Assume I have a model, which have its own attribute ‘mode’. The model’s forward flow can be changed by setting this ‘mode’.
For example:

class myModel(nn.Module):
    def __init__(self, mode='A'):
        # do essential initialization...
        self.mode = mode
        self.selectible_layers = nn.ModuleDict(
            {'A': moduleA(), 'B': moduleB(), ...}
        )

    def forward(self, x):
         # forwarding...
         x = self.selectible_layers[self.mode](x)
         # forwarding...
         return x

When I parallelize this model into multiple GPUs, then I would access this ‘mode’ attribute by using model.module because nn.DataParallel don’t know about ‘mode’.

Then,

model = myModel(mode='A') # initialize with mode 'A'
model = nn.DataParallel(model, device_ids = [0, 1, 2, 3]) # distributed into multiple GPUs

for mode in ['A', 'B', 'C', 'D']:
    model.module.mode = mode # change mode
    
    # (?)

In (?) on above code, does nn.DataParallel guarantee that all model replicas in multiple GPUs have same ‘mode’ when changing it?
I worried about that the ‘mode’ in replicas still have mode ‘A’, while original model(on host GPU; maybe 0)'s ‘mode’ changes.

+)
I tried myself but I don’t know how to access each replica in multiple GPUs. How to access them?
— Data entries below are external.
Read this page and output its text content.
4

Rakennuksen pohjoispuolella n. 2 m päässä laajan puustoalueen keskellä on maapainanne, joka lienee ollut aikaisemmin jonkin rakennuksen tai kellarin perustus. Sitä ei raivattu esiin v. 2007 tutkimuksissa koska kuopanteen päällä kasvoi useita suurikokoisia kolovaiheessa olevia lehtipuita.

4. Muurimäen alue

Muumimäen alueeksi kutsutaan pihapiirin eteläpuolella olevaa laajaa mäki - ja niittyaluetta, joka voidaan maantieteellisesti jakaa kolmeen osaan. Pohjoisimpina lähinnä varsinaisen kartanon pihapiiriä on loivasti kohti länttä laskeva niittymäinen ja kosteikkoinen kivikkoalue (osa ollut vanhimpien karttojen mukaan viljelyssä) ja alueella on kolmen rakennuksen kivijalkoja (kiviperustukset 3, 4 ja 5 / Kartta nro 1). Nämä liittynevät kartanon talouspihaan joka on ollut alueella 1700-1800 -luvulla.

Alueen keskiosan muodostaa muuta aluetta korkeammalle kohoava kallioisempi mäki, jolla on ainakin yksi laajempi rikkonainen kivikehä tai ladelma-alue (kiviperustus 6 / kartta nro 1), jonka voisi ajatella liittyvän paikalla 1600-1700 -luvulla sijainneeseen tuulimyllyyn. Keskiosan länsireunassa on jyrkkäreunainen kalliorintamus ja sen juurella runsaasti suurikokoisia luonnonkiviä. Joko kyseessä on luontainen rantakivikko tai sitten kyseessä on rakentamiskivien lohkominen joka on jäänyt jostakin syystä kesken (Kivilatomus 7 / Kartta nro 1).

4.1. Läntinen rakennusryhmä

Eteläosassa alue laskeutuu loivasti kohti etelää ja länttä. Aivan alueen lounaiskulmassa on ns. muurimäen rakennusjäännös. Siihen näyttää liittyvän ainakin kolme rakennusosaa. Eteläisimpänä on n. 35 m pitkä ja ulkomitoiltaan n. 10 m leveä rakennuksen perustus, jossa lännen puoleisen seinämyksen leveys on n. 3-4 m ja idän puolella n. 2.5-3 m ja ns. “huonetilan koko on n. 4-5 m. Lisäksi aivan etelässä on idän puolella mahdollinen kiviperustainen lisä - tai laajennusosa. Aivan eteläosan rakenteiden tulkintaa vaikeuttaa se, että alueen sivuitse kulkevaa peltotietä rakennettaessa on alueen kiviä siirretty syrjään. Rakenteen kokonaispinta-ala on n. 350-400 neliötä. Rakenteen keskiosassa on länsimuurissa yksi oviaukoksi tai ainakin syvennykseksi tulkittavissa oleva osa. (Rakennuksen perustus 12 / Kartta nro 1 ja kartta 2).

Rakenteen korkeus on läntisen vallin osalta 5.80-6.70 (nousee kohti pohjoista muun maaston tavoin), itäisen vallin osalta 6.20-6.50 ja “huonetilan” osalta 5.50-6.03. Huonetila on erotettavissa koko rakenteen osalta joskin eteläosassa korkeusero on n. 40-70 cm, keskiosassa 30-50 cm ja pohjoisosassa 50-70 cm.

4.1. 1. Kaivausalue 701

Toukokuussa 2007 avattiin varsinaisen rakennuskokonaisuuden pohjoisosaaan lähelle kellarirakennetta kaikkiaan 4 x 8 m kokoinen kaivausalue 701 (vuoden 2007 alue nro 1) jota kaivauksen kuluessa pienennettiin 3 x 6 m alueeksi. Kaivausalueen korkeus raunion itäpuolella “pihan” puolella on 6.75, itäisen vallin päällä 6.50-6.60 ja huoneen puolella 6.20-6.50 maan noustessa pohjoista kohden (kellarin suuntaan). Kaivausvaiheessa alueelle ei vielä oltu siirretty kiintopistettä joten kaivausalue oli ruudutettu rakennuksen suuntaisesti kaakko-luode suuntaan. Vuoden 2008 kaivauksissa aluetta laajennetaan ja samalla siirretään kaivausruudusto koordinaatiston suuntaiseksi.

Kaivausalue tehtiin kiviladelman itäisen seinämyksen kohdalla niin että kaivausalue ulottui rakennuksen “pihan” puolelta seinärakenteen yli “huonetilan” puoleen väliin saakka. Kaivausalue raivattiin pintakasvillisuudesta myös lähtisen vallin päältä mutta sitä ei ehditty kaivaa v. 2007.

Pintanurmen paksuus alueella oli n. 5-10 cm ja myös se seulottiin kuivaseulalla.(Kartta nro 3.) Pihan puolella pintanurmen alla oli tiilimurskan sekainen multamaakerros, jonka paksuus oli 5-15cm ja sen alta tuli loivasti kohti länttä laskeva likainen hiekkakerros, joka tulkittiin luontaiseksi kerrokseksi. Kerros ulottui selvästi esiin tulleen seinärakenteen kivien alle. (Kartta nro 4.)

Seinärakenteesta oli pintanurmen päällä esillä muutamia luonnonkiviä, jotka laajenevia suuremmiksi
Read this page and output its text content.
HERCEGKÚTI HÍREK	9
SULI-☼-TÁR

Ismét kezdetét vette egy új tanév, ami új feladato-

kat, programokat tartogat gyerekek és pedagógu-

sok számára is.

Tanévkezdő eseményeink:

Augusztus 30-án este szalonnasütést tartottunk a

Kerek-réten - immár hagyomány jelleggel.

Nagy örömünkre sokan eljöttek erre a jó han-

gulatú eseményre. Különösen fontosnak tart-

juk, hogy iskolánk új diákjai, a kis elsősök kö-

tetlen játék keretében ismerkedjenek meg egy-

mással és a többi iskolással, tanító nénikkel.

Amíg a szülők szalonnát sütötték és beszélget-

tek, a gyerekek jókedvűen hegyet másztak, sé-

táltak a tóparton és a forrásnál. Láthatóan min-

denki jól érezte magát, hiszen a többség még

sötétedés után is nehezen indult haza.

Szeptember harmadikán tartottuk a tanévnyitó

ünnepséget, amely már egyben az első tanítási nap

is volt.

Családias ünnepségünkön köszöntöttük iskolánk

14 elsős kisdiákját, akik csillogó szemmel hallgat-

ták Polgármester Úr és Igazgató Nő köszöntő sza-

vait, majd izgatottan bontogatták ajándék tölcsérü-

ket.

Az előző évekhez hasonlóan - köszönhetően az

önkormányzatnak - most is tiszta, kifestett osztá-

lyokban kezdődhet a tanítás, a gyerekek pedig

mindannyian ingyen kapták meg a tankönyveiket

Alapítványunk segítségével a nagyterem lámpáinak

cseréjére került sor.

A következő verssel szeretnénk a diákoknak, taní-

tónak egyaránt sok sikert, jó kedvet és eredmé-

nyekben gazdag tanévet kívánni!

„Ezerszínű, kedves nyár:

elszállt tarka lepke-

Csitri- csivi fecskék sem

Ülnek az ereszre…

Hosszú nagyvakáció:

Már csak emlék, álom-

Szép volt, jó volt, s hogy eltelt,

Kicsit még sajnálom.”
mrshenli · June 2, 2020, 2:39am

The following method is called by DataParallel to create replicas. So the attributes in __dict__ should be replicated as well. But as the flow is “DataParallel forward” → “replicate models” → “app model forward”, you need to make sure that the mode is set properly before calling DataParallel forward.

github.com

pytorch/pytorch/blob/3001facd7a3942efc7c7e8a42b720b9c884387b3/torch/nn/modules/module.py#L1210-L1219


      
          def _replicate_for_data_parallel(self):
              replica = self.__new__(type(self))
              replica.__dict__ = self.__dict__.copy()
          
              # replicas do not have parameters themselves, the replicas reference the original
              # module.
              replica._parameters = OrderedDict()
              replica._buffers = replica._buffers.copy()
              replica._modules = replica._modules.copy()
              replica._is_replica = True

I tried myself but I don’t know how to access each replica in multiple GPUs. How to access them?

The replicas are created in every forward pass of DataParallel module. To access them and check, you can modify your model’s forward function and print out the mode value.

github.com

pytorch/pytorch/blob/3001facd7a3942efc7c7e8a42b720b9c884387b3/torch/nn/parallel/data_parallel.py#L154-L156


      
          replicas = self.replicate(self.module, self.device_ids[:len(inputs)])
          outputs = self.parallel_apply(replicas, inputs, kwargs)
          return self.gather(outputs, self.output_device)

cruzas2 · November 4, 2022, 3:34pm

Hello there!

Is it also possible to access the replicas directly somehow?
E.g., accessing the model.parameters() of each replica?